Plays per possession

Posted Apr 12, 2006

Tennessee receiver Robert Meachem fouled up one of David Cutcliffe’s goals in last Saturday’s Orange & White Game but the Vol coordinator was happy to forgive him.

Cutcliffe believes ball control is the key to successful offensive football: Specifically, the more plays you have in each possession, the more chance you have to win. Meachem foiled this strategy on Saturday by taking a pass from Erik Ainge and bolting 70 yards for a touchdown on the first play of the White team’s initial second-half possession.

Of course, Cutcliffe can tolerate that type of short-term possession. It’s the three-and-outs that drive him crazy. He says Tennessee had far too many of those in its April 1 scrimmage. The Vols bounced back to display much better ball control a week later in the O&W Game.

“I like to average a minimum of six plays per possession,” Cutcliffe said. “I like to shoot for that in the spring and I really shoot for that in the fall. That’s how you win games. That shows you’re executing and not busting assignments.”

The coordinator noted that almost all of Tennessee’s possessions in the ill-fated April 1 scrimmage began at the 25-yard line. Obviously, the odds of marching 75 yards without a turnover, a penalty or a drive-killing mishap are not good. The odds increase dramatically, though, when a possession begins at the 35-yard line. There’s another dramatic increase in success rate for drives beginning at the 45-yard line.

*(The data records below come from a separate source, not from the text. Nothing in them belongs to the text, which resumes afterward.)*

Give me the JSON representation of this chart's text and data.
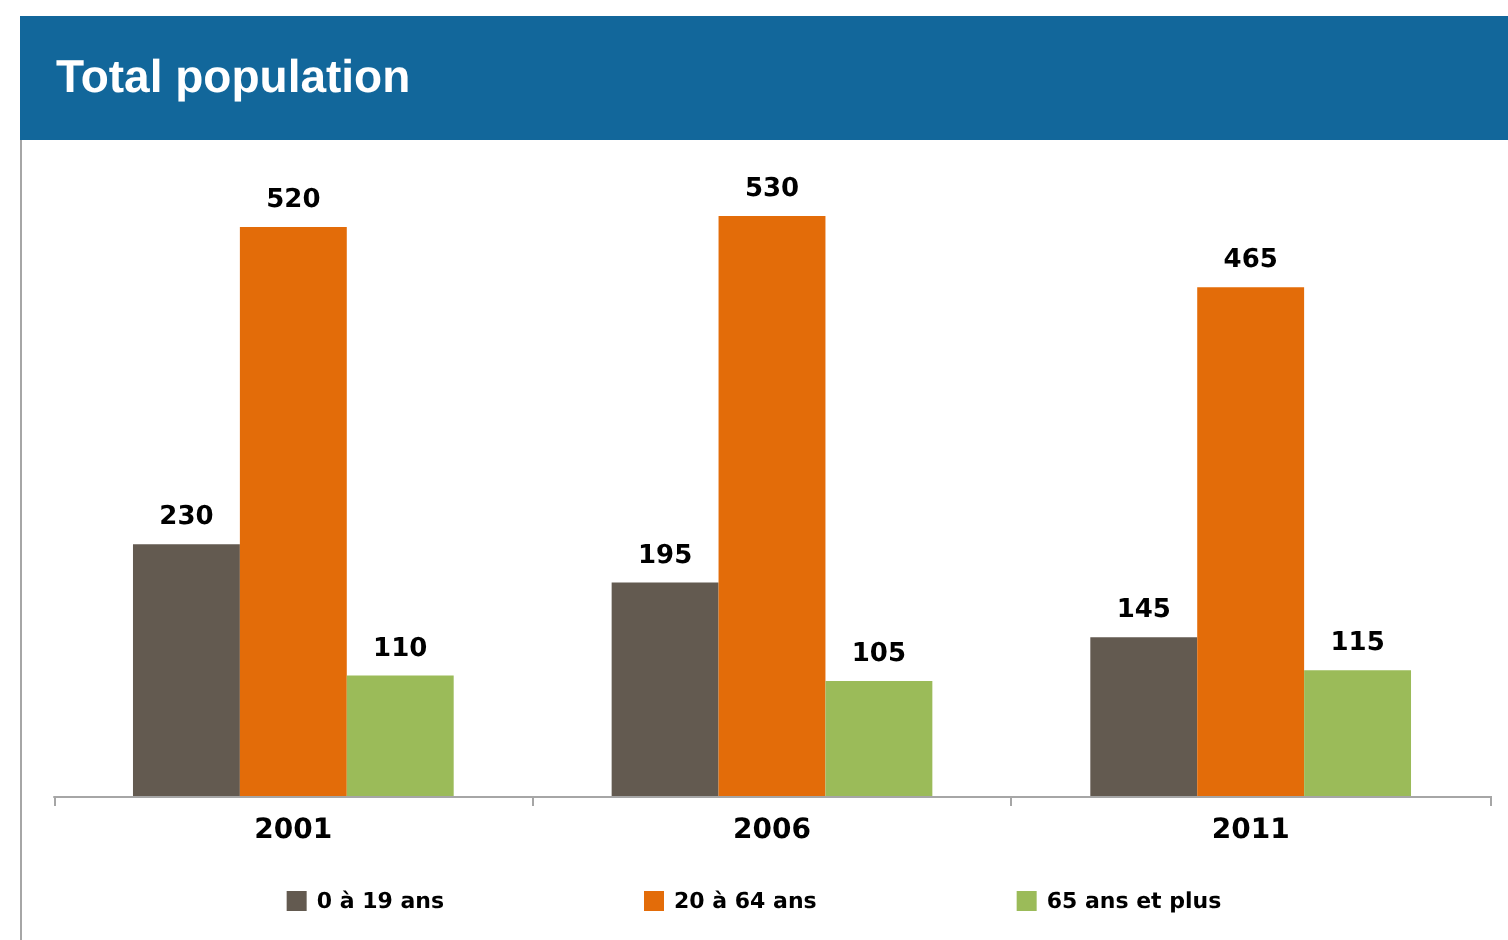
{
  "chart_data": {
    "type": "bar",
    "title": "Total population",
    "categories": [
      "2001",
      "2006",
      "2011"
    ],
    "series": [
      {
        "name": "0 à 19 ans",
        "color": "#635a50",
        "values": [
          230,
          195,
          145
        ]
      },
      {
        "name": "20 à 64 ans",
        "color": "#e36c09",
        "values": [
          520,
          530,
          465
        ]
      },
      {
        "name": "65 ans et plus",
        "color": "#9bbb59",
        "values": [
          110,
          105,
          115
        ]
      }
    ],
    "data_labels": true,
    "legend": "bottom"
  }
}
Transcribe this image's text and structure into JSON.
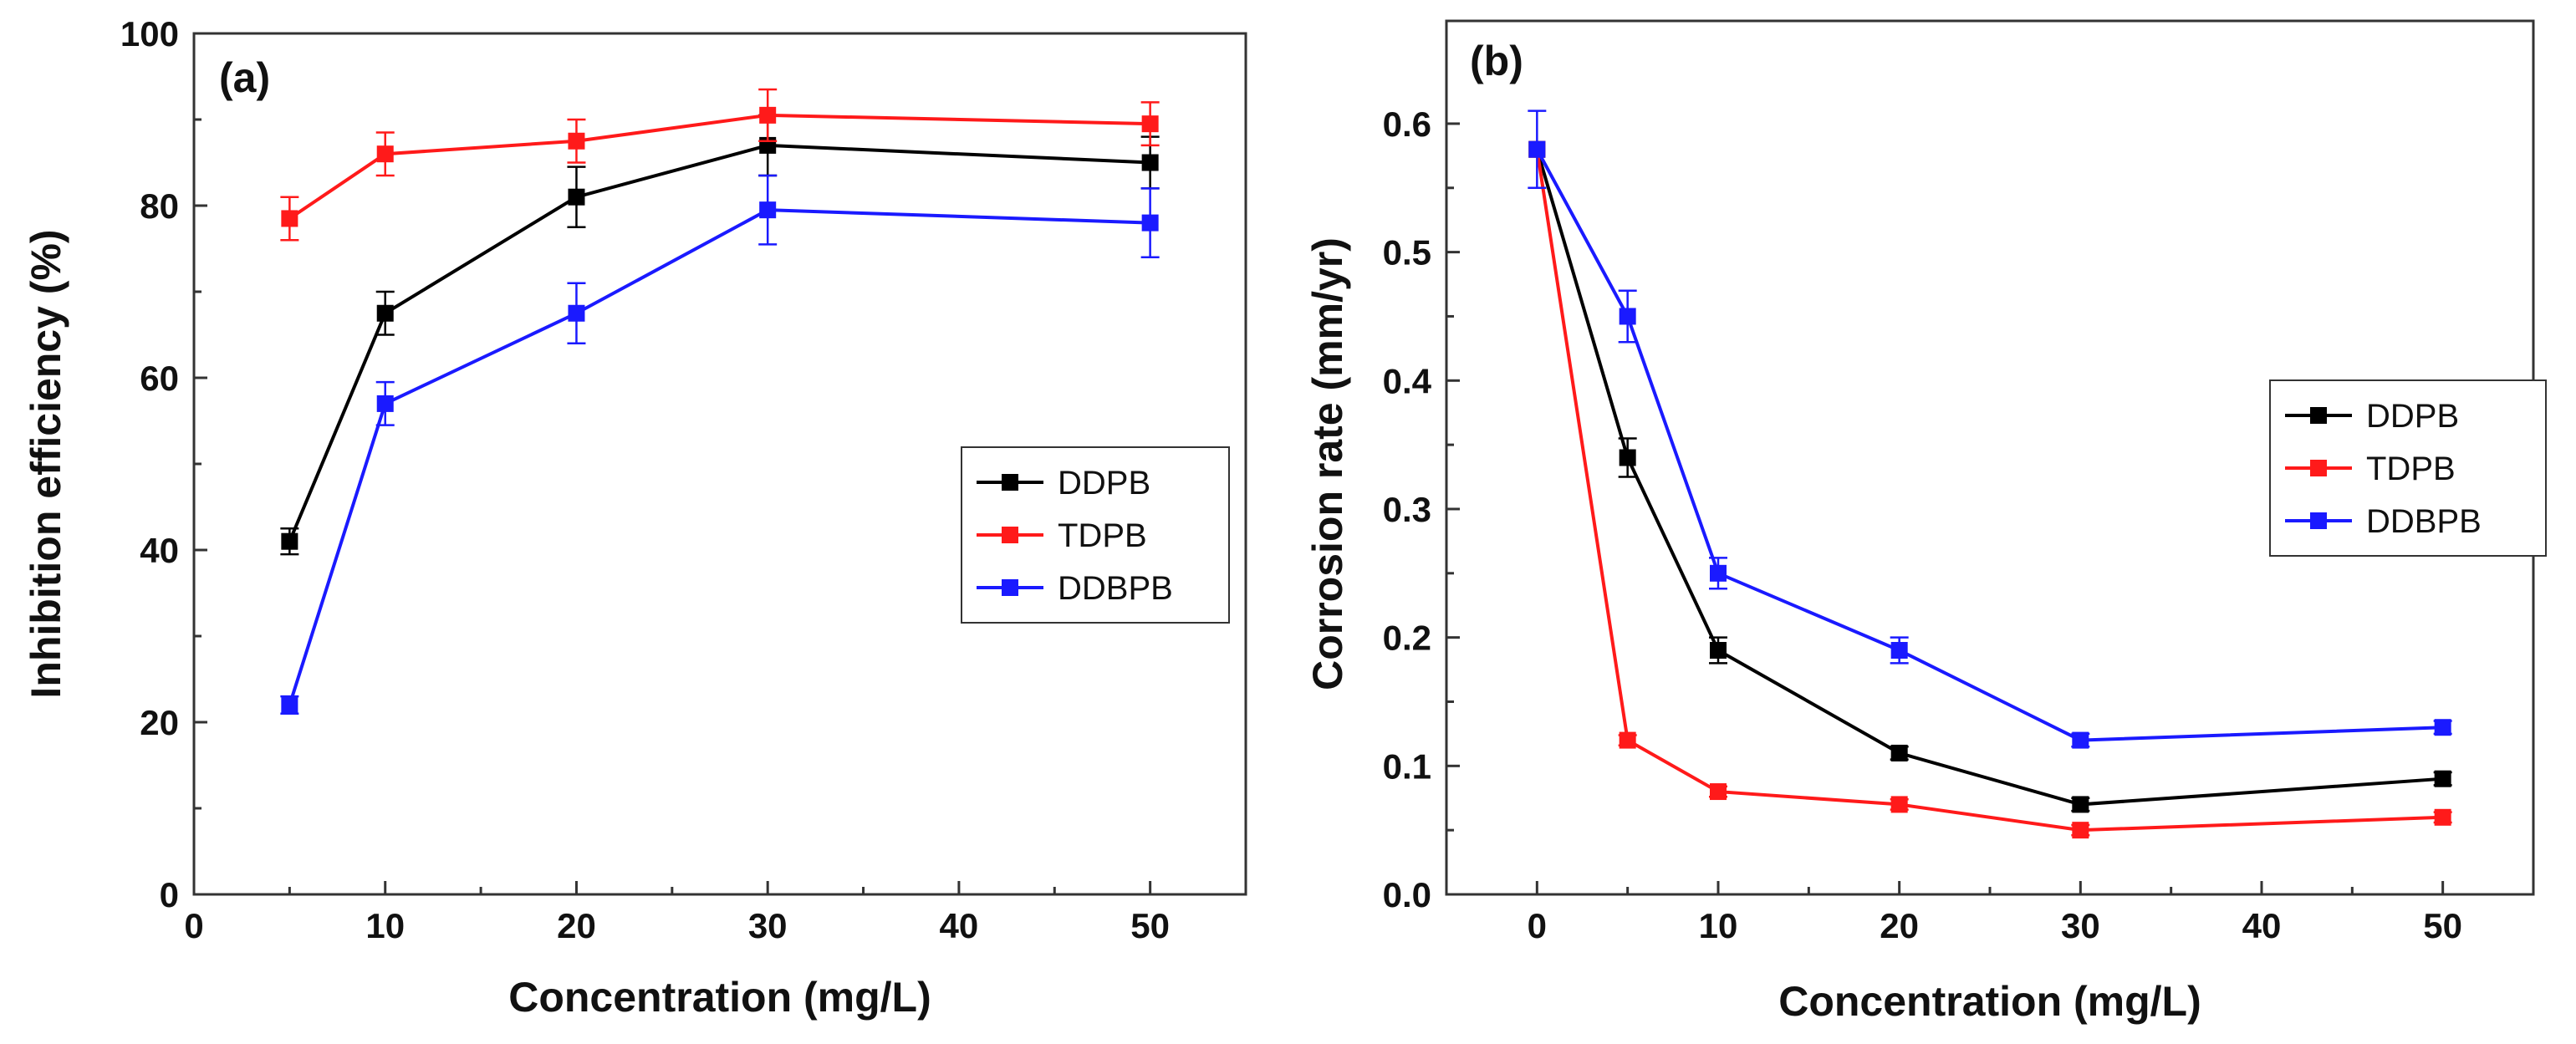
{
  "chart_data": [
    {
      "panel": "(a)",
      "type": "line",
      "xlabel": "Concentration (mg/L)",
      "ylabel": "Inhibition efficiency (%)",
      "xlim": [
        0,
        55
      ],
      "ylim": [
        0,
        100
      ],
      "xticks": [
        0,
        10,
        20,
        30,
        40,
        50
      ],
      "yticks": [
        0,
        20,
        40,
        60,
        80,
        100
      ],
      "grid": false,
      "legend_position": "center-right",
      "series": [
        {
          "name": "DDPB",
          "color": "#000000",
          "x": [
            5,
            10,
            20,
            30,
            50
          ],
          "y": [
            41,
            67.5,
            81,
            87,
            85
          ],
          "err": [
            1.5,
            2.5,
            3.5,
            3.5,
            3
          ]
        },
        {
          "name": "TDPB",
          "color": "#ff1a1a",
          "x": [
            5,
            10,
            20,
            30,
            50
          ],
          "y": [
            78.5,
            86,
            87.5,
            90.5,
            89.5
          ],
          "err": [
            2.5,
            2.5,
            2.5,
            3,
            2.5
          ]
        },
        {
          "name": "DDBPB",
          "color": "#1a1aff",
          "x": [
            5,
            10,
            20,
            30,
            50
          ],
          "y": [
            22,
            57,
            67.5,
            79.5,
            78
          ],
          "err": [
            1,
            2.5,
            3.5,
            4,
            4
          ]
        }
      ]
    },
    {
      "panel": "(b)",
      "type": "line",
      "xlabel": "Concentration (mg/L)",
      "ylabel": "Corrosion rate (mm/yr)",
      "xlim": [
        -5,
        55
      ],
      "ylim": [
        0,
        0.68
      ],
      "xticks": [
        0,
        10,
        20,
        30,
        40,
        50
      ],
      "yticks": [
        0.0,
        0.1,
        0.2,
        0.3,
        0.4,
        0.5,
        0.6
      ],
      "ytick_labels": [
        "0.0",
        "0.1",
        "0.2",
        "0.3",
        "0.4",
        "0.5",
        "0.6"
      ],
      "grid": false,
      "legend_position": "center-right",
      "series": [
        {
          "name": "DDPB",
          "color": "#000000",
          "x": [
            0,
            5,
            10,
            20,
            30,
            50
          ],
          "y": [
            0.58,
            0.34,
            0.19,
            0.11,
            0.07,
            0.09
          ],
          "err": [
            0,
            0.015,
            0.01,
            0.005,
            0.005,
            0.005
          ]
        },
        {
          "name": "TDPB",
          "color": "#ff1a1a",
          "x": [
            0,
            5,
            10,
            20,
            30,
            50
          ],
          "y": [
            0.58,
            0.12,
            0.08,
            0.07,
            0.05,
            0.06
          ],
          "err": [
            0,
            0.004,
            0.004,
            0.004,
            0.004,
            0.004
          ]
        },
        {
          "name": "DDBPB",
          "color": "#1a1aff",
          "x": [
            0,
            5,
            10,
            20,
            30,
            50
          ],
          "y": [
            0.58,
            0.45,
            0.25,
            0.19,
            0.12,
            0.13
          ],
          "err": [
            0.03,
            0.02,
            0.012,
            0.01,
            0.005,
            0.005
          ]
        }
      ]
    }
  ]
}
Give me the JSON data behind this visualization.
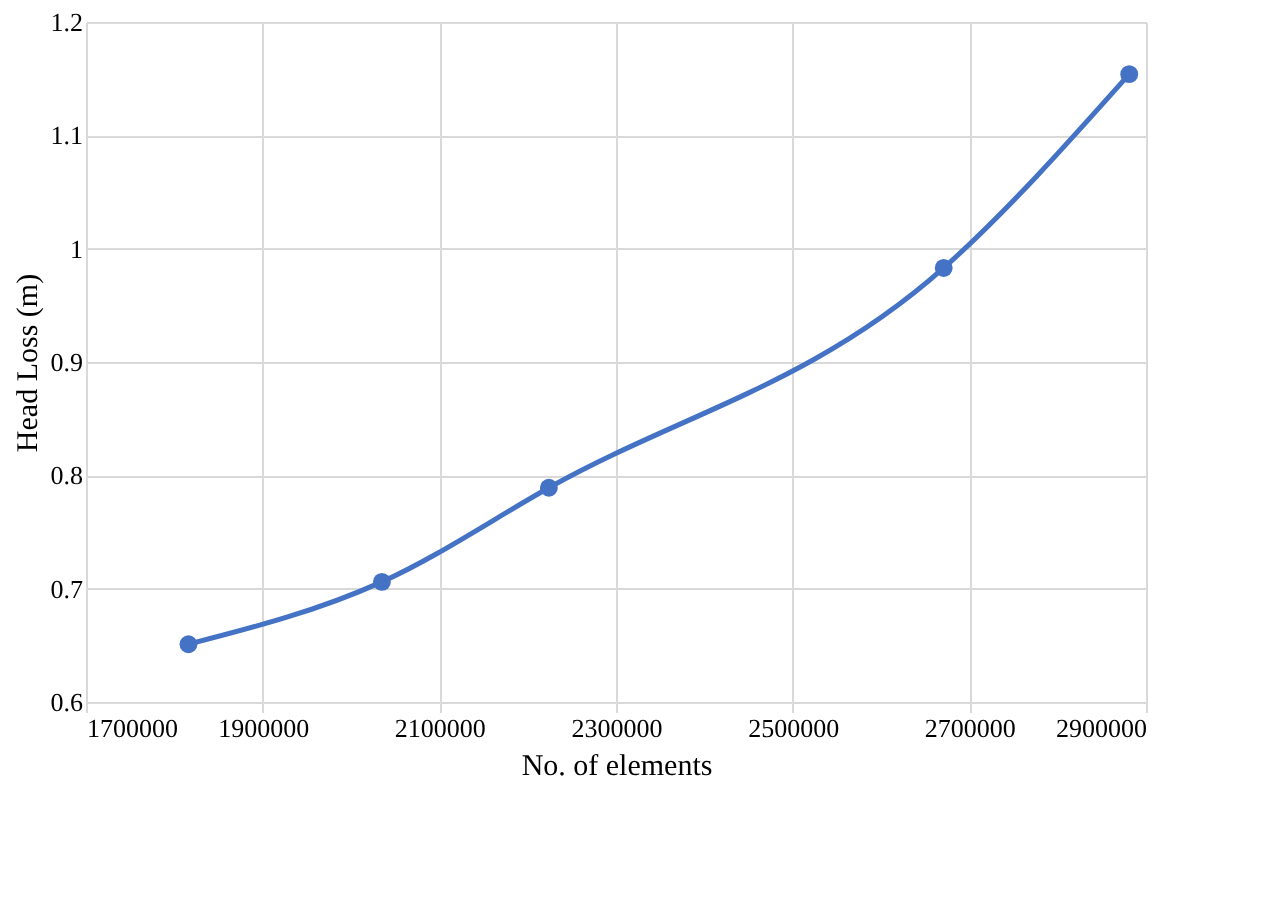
{
  "chart_data": {
    "type": "line",
    "xlabel": "No. of elements",
    "ylabel": "Head Loss (m)",
    "x": [
      1816000,
      2035000,
      2224000,
      2671000,
      2881000
    ],
    "series": [
      {
        "color": "#4472c4",
        "values": [
          0.651,
          0.706,
          0.789,
          0.983,
          1.154
        ]
      }
    ],
    "xlim": [
      1700000,
      2900000
    ],
    "xticks": [
      1700000,
      1900000,
      2100000,
      2300000,
      2500000,
      2700000,
      2900000
    ],
    "ylim": [
      0.6,
      1.2
    ],
    "yticks": [
      0.6,
      0.7,
      0.8,
      0.9,
      1,
      1.1,
      1.2
    ],
    "grid": true,
    "marker": "circle",
    "line_style": "solid"
  }
}
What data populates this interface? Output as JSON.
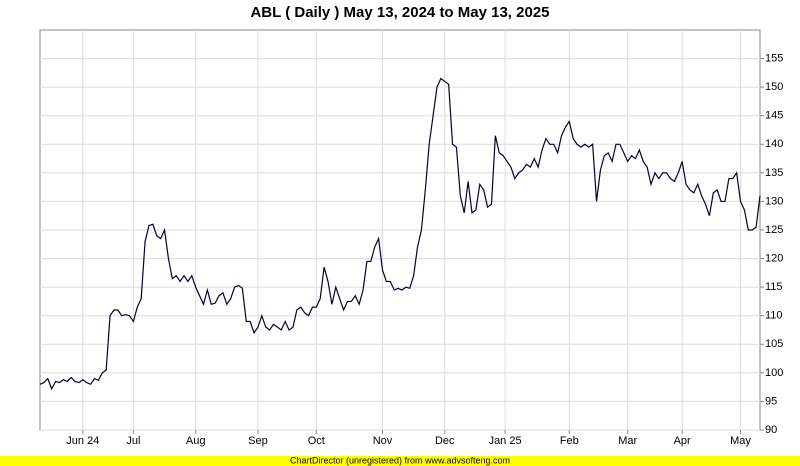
{
  "chart_data": {
    "type": "line",
    "title": "ABL ( Daily ) May 13, 2024 to May 13, 2025",
    "footer": "ChartDirector (unregistered) from www.advsofteng.com",
    "color": "#000040",
    "grid": true,
    "ylim": [
      90,
      160
    ],
    "yticks": [
      90,
      95,
      100,
      105,
      110,
      115,
      120,
      125,
      130,
      135,
      140,
      145,
      150,
      155
    ],
    "xticks": [
      {
        "value": 11,
        "label": "Jun 24"
      },
      {
        "value": 24,
        "label": "Jul"
      },
      {
        "value": 40,
        "label": "Aug"
      },
      {
        "value": 56,
        "label": "Sep"
      },
      {
        "value": 71,
        "label": "Oct"
      },
      {
        "value": 88,
        "label": "Nov"
      },
      {
        "value": 104,
        "label": "Dec"
      },
      {
        "value": 119.5,
        "label": "Jan 25"
      },
      {
        "value": 136,
        "label": "Feb"
      },
      {
        "value": 151,
        "label": "Mar"
      },
      {
        "value": 165,
        "label": "Apr"
      },
      {
        "value": 180,
        "label": "May"
      }
    ],
    "values": [
      98,
      98.3,
      99,
      97.2,
      98.5,
      98.3,
      98.8,
      98.5,
      99.2,
      98.5,
      98.3,
      98.8,
      98.3,
      98,
      99,
      98.7,
      100,
      100.5,
      110,
      111,
      111,
      110,
      110.2,
      110,
      109,
      111.5,
      113,
      123,
      125.8,
      126,
      124,
      123.5,
      125,
      120,
      116.5,
      117,
      116,
      117,
      116,
      117,
      115,
      113.5,
      112,
      114.5,
      112,
      112.2,
      113.5,
      114,
      112,
      113,
      115,
      115.3,
      114.8,
      109,
      109,
      107,
      108,
      110,
      108,
      107.5,
      108.5,
      108,
      107.5,
      109,
      107.5,
      108,
      111,
      111.5,
      110.5,
      110,
      111.5,
      111.5,
      113,
      118.5,
      116,
      112,
      115,
      113,
      111,
      112.5,
      112.5,
      113.5,
      112,
      114.5,
      119.5,
      119.5,
      122,
      123.5,
      118,
      116,
      116,
      114.5,
      114.8,
      114.5,
      115,
      114.8,
      117,
      122,
      125,
      132,
      140,
      145,
      150,
      151.5,
      151,
      150.5,
      140,
      139.5,
      131,
      128,
      133.5,
      128,
      128.5,
      133,
      132,
      129,
      129.5,
      141.5,
      138.5,
      138,
      137,
      136,
      134,
      135,
      135.5,
      136.5,
      136,
      137.5,
      136,
      139,
      141,
      140,
      140,
      138.5,
      141.5,
      143,
      144,
      141,
      140,
      139.5,
      140,
      139.5,
      140,
      130,
      135.5,
      138,
      138.5,
      137,
      140,
      140,
      138.5,
      137,
      138,
      137.5,
      139,
      137,
      136,
      133,
      135,
      134,
      135,
      135,
      134,
      133.5,
      135,
      137,
      133,
      132,
      131.5,
      133,
      131,
      129.5,
      127.5,
      131.5,
      132,
      130,
      130,
      134,
      134,
      135,
      130,
      128.5,
      125,
      125,
      125.5,
      131
    ]
  }
}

“It’s amazing when your starting point’s moved toward the goal line how much that percentage raises,” Cutcliffe noted. “We love 98-yard drives but they aren’t going to happen very often…. You score on the opportunities when you can score.”

Cutcliffe has been charting plays-per-possession for years, dating to his days as a position coach with the Vols in the 1980s. So what’s the best plays-per-possession average he can remember?

“Probably 7.2 or 7.3 in 1989,” he said. “That’s back when we were running the ball a lot.”